For beneficiaries who are being forced out of Medicare Advantage entirely — either because no MA plans are available in their county or because they want more predictable costs — this disruption may actually be an opportunity to reconsider Original Medicare paired with a Medigap supplemental policy. Original Medicare (Parts A and B) covers roughly 80% of approved medical costs, and a Medigap plan covers most or all of the remaining 20%, depending on the plan letter you choose. Medigap Plan G, one of the most comprehensive options available to new enrollees in 2026, typically costs between $100 and $200 per month depending on your age, gender, and location, but it eliminates nearly all out-of-pocket costs after you meet the Part B deductible ($257 in 2026). The critical catch: Medigap plans require medical underwriting in most states, meaning insurers can charge you more or deny coverage based on your health history — unless you're in a guaranteed issue window.

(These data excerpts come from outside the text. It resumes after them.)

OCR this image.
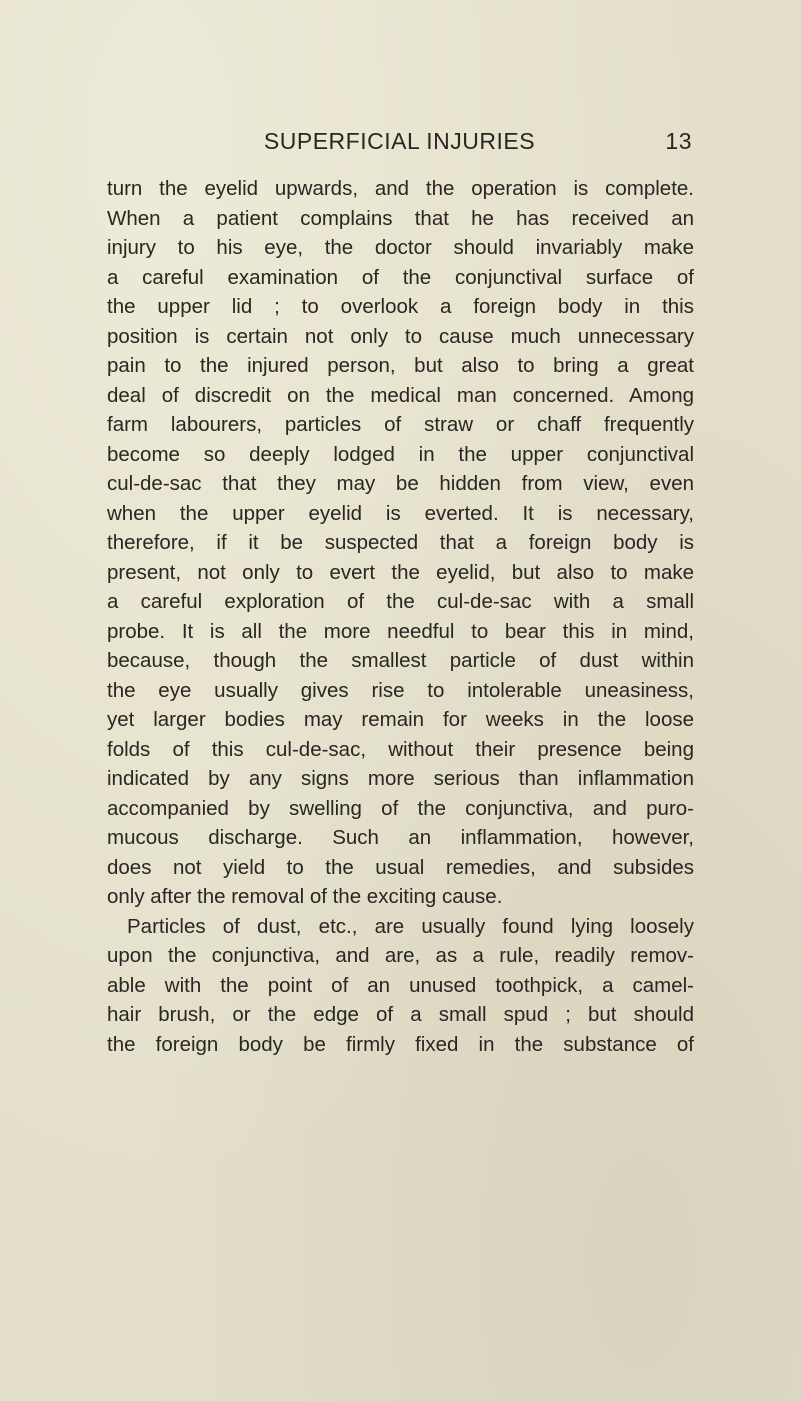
SUPERFICIAL INJURIES	13
turn the eyelid upwards, and the operation is complete.
When a patient complains that he has received an
injury to his eye, the doctor should invariably make
a careful examination of the conjunctival surface of
the upper lid ; to overlook a foreign body in this
position is certain not only to cause much unnecessary
pain to the injured person, but also to bring a great
deal of discredit on the medical man concerned. Among
farm labourers, particles of straw or chaff frequently
become so deeply lodged in the upper conjunctival
cul-de-sac that they may be hidden from view, even
when the upper eyelid is everted. It is necessary,
therefore, if it be suspected that a foreign body is
present, not only to evert the eyelid, but also to make
a careful exploration of the cul-de-sac with a small
probe. It is all the more needful to bear this in mind,
because, though the smallest particle of dust within
the eye usually gives rise to intolerable uneasiness,
yet larger bodies may remain for weeks in the loose
folds of this cul-de-sac, without their presence being
indicated by any signs more serious than inflammation
accompanied by swelling of the conjunctiva, and puro-
mucous discharge. Such an inflammation, however,
does not yield to the usual remedies, and subsides
only after the removal of the exciting cause.
Particles of dust, etc., are usually found lying loosely
upon the conjunctiva, and are, as a rule, readily remov-
able with the point of an unused toothpick, a camel-
hair brush, or the edge of a small spud ; but should
the foreign body be firmly fixed in the substance of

If you live in one of the states with a birthday rule — California, Idaho, Illinois, Kentucky, Louisiana, Maine, Maryland, Missouri, Nevada, New Jersey, New York, Oklahoma, or Oregon — you have a 30-day window each year around your birthday to switch Medigap plans without medical underwriting. A forced disenrollment from Medicare Advantage may also trigger a guaranteed issue right in some states, meaning insurers must sell you a Medigap policy at standard rates regardless of your health. The rules here are genuinely complex and vary by state, so contacting your State Health Insurance Assistance Program (SHIP) counselor — a free, unbiased resource available in every state — is one of the smartest calls you can make right now. SHIP counselors are not insurance agents and have no financial incentive to steer you toward any particular plan.

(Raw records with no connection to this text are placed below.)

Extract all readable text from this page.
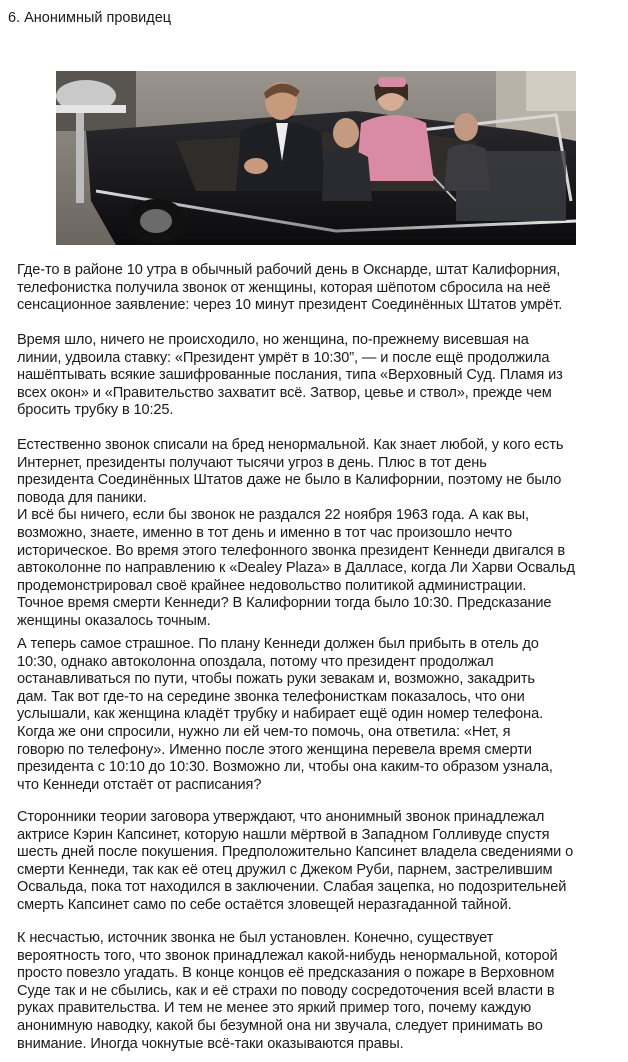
6. Анонимный провидец
Где-то в районе 10 утра в обычный рабочий день в Окснарде, штат Калифорния,
телефонистка получила звонок от женщины, которая шёпотом сбросила на неё
сенсационное заявление: через 10 минут президент Соединённых Штатов умрёт.
Время шло, ничего не происходило, но женщина, по-прежнему висевшая на
линии, удвоила ставку: «Президент умрёт в 10:30”, — и после ещё продолжила
нашёптывать всякие зашифрованные послания, типа «Верховный Суд. Пламя из
всех окон» и «Правительство захватит всё. Затвор, цевье и ствол», прежде чем
бросить трубку в 10:25.
Естественно звонок списали на бред ненормальной. Как знает любой, у кого есть
Интернет, президенты получают тысячи угроз в день. Плюс в тот день
президента Соединённых Штатов даже не было в Калифорнии, поэтому не было
повода для паники.
И всё бы ничего, если бы звонок не раздался 22 ноября 1963 года. А как вы,
возможно, знаете, именно в тот день и именно в тот час произошло нечто
историческое. Во время этого телефонного звонка президент Кеннеди двигался в
автоколонне по направлению к «Dealey Plaza» в Далласе, когда Ли Харви Освальд
продемонстрировал своё крайнее недовольство политикой администрации.
Точное время смерти Кеннеди? В Калифорнии тогда было 10:30. Предсказание
женщины оказалось точным.
А теперь самое страшное. По плану Кеннеди должен был прибыть в отель до
10:30, однако автоколонна опоздала, потому что президент продолжал
останавливаться по пути, чтобы пожать руки зевакам и, возможно, закадрить
дам. Так вот где-то на середине звонка телефонисткам показалось, что они
услышали, как женщина кладёт трубку и набирает ещё один номер телефона.
Когда же они спросили, нужно ли ей чем-то помочь, она ответила: «Нет, я
говорю по телефону». Именно после этого женщина перевела время смерти
президента с 10:10 до 10:30. Возможно ли, чтобы она каким-то образом узнала,
что Кеннеди отстаёт от расписания?
Сторонники теории заговора утверждают, что анонимный звонок принадлежал
актрисе Кэрин Капсинет, которую нашли мёртвой в Западном Голливуде спустя
шесть дней после покушения. Предположительно Капсинет владела сведениями о
смерти Кеннеди, так как её отец дружил с Джеком Руби, парнем, застрелившим
Освальда, пока тот находился в заключении. Слабая зацепка, но подозрительней
смерть Капсинет само по себе остаётся зловещей неразгаданной тайной.
К несчастью, источник звонка не был установлен. Конечно, существует
вероятность того, что звонок принадлежал какой-нибудь ненормальной, которой
просто повезло угадать. В конце концов её предсказания о пожаре в Верховном
Суде так и не сбылись, как и её страхи по поводу сосредоточения всей власти в
руках правительства. И тем не менее это яркий пример того, почему каждую
анонимную наводку, какой бы безумной она ни звучала, следует принимать во
внимание. Иногда чокнутые всё-таки оказываются правы.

One group that deserves special attention in this disruption: beneficiaries enrolled in Dual Eligible Special Needs Plans (D-SNPs), which serve people who qualify for both Medicare and Medicaid. These plans often provide extra benefits like dental, vision, transportation, and meal delivery that standard Medicare Advantage plans do not. If your D-SNP is being discontinued, you need to verify that any replacement plan you're considering also carries D-SNP status, because a standard Medicare Advantage plan will not provide the same Medicaid coordination benefits. Your state Medicaid office can help confirm your eligibility and identify available D-SNP options in your area.
The bottom line for 2026 is this: passivity is the most expensive choice you can make. If you've received a plan termination notice, use your SEP window actively. Compare at least three to five replacement plans on Medicare.gov's Plan Finder, focusing on your specific doctors, your specific drugs, and the MOOP limit — not just the monthly premium. If you're unsure whether Medicare Advantage or Original Medicare with Medigap is the better long-term fit for your health situation, a free SHIP counseling session can walk you through a side-by-side comparison with no sales pressure. Call 1-800-MEDICARE (1-800-633-4227) to be connected to your local SHIP office, or visit shiphelp.org to find a counselor in your state.